La ministre du Commerce intérieur et de la Régulation du marché national, Amel Abdellatif, a affirmé devant les députés de l’Assemblée populaire nationale (APN) que le projet de loi modifiant et complétant la loi n 04-08 relative aux conditions d’exercice des activités commerciales constituera un “apport significatif” au processus de modernisation du système juridique du secteur.
Répondant aux questions et préoccupations des députés lors de l’examen du projet de loi, au cours d’une séance plénière tenue lundi soir sous la présidence de Mohamed Nini, vice-président de l’Assemblée, Mme Abdellatif a indiqué que ce texte permettra de “renforcer la transparence et de consacrer l’efficacité des mécanismes de régulation du marché national, afin de s’adapter aux mutations économiques et de consolider l’efficience de la performance économique nationale”.

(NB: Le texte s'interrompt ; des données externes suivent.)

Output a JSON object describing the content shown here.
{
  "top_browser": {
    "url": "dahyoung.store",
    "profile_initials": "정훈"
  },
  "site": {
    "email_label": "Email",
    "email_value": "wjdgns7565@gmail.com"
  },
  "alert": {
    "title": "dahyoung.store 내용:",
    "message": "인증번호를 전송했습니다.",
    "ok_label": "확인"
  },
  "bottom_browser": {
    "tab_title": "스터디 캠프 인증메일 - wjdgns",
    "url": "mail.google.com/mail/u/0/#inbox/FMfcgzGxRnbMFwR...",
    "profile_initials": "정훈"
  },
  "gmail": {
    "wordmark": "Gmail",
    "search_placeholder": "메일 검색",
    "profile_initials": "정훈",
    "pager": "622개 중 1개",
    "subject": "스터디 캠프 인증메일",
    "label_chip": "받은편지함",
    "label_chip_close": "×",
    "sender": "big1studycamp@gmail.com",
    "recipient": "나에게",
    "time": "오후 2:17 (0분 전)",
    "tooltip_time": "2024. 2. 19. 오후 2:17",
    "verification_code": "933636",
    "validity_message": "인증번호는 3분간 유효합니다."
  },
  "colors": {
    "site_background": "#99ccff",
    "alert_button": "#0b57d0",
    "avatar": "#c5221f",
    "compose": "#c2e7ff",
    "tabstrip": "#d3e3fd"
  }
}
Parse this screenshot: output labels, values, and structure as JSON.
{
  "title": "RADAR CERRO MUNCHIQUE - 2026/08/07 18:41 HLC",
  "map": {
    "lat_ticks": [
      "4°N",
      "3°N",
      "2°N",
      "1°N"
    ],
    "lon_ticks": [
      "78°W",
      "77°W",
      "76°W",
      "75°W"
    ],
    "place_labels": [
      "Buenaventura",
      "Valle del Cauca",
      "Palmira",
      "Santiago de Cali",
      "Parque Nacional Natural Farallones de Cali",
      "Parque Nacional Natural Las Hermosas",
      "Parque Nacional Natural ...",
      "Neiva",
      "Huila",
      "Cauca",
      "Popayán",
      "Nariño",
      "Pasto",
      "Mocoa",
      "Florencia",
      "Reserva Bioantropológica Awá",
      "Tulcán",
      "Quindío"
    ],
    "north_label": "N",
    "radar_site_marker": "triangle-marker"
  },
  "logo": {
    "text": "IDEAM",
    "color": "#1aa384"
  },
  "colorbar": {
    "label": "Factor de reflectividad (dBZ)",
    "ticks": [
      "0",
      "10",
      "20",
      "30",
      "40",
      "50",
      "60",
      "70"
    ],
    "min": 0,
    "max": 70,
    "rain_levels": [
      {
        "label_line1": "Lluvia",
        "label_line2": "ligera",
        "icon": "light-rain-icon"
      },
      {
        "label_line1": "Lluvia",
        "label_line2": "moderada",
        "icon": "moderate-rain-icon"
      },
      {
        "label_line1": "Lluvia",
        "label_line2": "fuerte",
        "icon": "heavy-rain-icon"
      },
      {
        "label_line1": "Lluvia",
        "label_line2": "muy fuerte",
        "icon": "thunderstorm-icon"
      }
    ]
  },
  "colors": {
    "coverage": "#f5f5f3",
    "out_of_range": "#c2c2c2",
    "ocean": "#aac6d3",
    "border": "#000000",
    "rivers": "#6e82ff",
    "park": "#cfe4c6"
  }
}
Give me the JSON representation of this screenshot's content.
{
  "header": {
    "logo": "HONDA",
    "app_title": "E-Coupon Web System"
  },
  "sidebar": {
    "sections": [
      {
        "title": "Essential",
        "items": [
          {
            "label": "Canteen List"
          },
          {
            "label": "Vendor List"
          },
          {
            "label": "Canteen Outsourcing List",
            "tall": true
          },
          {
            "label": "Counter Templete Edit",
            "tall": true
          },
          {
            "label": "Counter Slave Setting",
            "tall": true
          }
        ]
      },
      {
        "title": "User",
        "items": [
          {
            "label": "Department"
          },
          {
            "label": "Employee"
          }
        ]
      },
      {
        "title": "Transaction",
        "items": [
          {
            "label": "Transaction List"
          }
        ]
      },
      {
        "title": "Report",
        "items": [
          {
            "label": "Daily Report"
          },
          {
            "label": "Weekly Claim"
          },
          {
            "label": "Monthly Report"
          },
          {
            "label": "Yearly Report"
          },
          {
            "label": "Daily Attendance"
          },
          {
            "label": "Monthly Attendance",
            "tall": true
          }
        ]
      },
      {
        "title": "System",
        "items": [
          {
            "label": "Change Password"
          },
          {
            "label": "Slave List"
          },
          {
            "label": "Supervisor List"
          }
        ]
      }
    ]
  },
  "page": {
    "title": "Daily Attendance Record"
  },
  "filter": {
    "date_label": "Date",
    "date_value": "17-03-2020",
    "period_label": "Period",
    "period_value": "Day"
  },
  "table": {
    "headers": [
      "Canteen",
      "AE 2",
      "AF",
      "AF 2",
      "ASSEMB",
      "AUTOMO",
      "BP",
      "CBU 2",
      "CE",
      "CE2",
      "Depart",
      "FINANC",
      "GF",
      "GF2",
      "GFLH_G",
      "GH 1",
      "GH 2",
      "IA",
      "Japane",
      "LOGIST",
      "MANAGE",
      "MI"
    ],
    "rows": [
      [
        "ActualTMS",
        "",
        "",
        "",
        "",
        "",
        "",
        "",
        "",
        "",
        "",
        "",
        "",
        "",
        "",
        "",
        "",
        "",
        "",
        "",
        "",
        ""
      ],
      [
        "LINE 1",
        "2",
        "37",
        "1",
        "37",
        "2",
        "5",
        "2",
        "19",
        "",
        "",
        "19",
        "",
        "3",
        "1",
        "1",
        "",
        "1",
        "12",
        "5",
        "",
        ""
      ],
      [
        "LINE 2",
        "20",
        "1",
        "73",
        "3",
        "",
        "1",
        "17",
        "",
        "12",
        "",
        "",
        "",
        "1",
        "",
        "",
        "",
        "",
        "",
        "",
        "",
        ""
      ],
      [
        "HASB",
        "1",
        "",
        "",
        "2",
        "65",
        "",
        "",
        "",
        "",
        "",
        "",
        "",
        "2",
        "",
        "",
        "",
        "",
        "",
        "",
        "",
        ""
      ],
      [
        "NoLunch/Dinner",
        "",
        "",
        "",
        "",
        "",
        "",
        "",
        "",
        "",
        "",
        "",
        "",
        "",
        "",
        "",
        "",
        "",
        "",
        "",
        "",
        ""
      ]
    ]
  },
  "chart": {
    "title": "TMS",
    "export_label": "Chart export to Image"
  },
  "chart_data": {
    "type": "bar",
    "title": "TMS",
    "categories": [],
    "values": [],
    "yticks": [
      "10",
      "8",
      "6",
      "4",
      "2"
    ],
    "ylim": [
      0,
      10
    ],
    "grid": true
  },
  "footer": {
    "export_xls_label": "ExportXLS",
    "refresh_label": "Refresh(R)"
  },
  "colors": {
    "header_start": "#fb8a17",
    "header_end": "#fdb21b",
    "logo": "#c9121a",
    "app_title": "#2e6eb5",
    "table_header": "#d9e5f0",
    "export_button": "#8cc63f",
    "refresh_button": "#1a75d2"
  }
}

Soulignant, dans ce sens, le rôle “clé” de son département ministériel dans la régulation du marché national, “selon une vision moderne reposant sur la transition des approches traditionnelles vers une approche intelligente basée sur les données”, la ministre a affirmé que “la régulation du marché n’est plus une simple intervention conjoncturelle, mais est devenue un processus stratégique fondé sur l’exploitation de données précises, d’informations fiables et actualisées, recueillies dans le cadre de ce projet de loi et de ses nouveaux mécanismes”.
La ministre a ajouté que l'”édification d’un marché régulé et transparent repose essentiellement sur un système d’information intégré, permettant d’analyser les tendances, d’anticiper les dysfonctionnements et d’orienter la décision publique sur des bases objectives et rigoureuses, dans le cadre d’une coordination complémentaire et d’un échange d’informations entre les différents secteurs, garantissant ainsi la cohérence des données et leur partage en temps opportun”.
Cela est de nature à “renforcer l’efficacité économique et à instaurer la confiance entre les différents acteurs, en ancrant la transparence comme mécanisme fondamental permettant une identification précise des opérateurs économiques à travers les données recueillies, ce qui soutient la régulation du marché et renforce l’efficacité de son organisation”, a poursuivi Mme Abdellatif.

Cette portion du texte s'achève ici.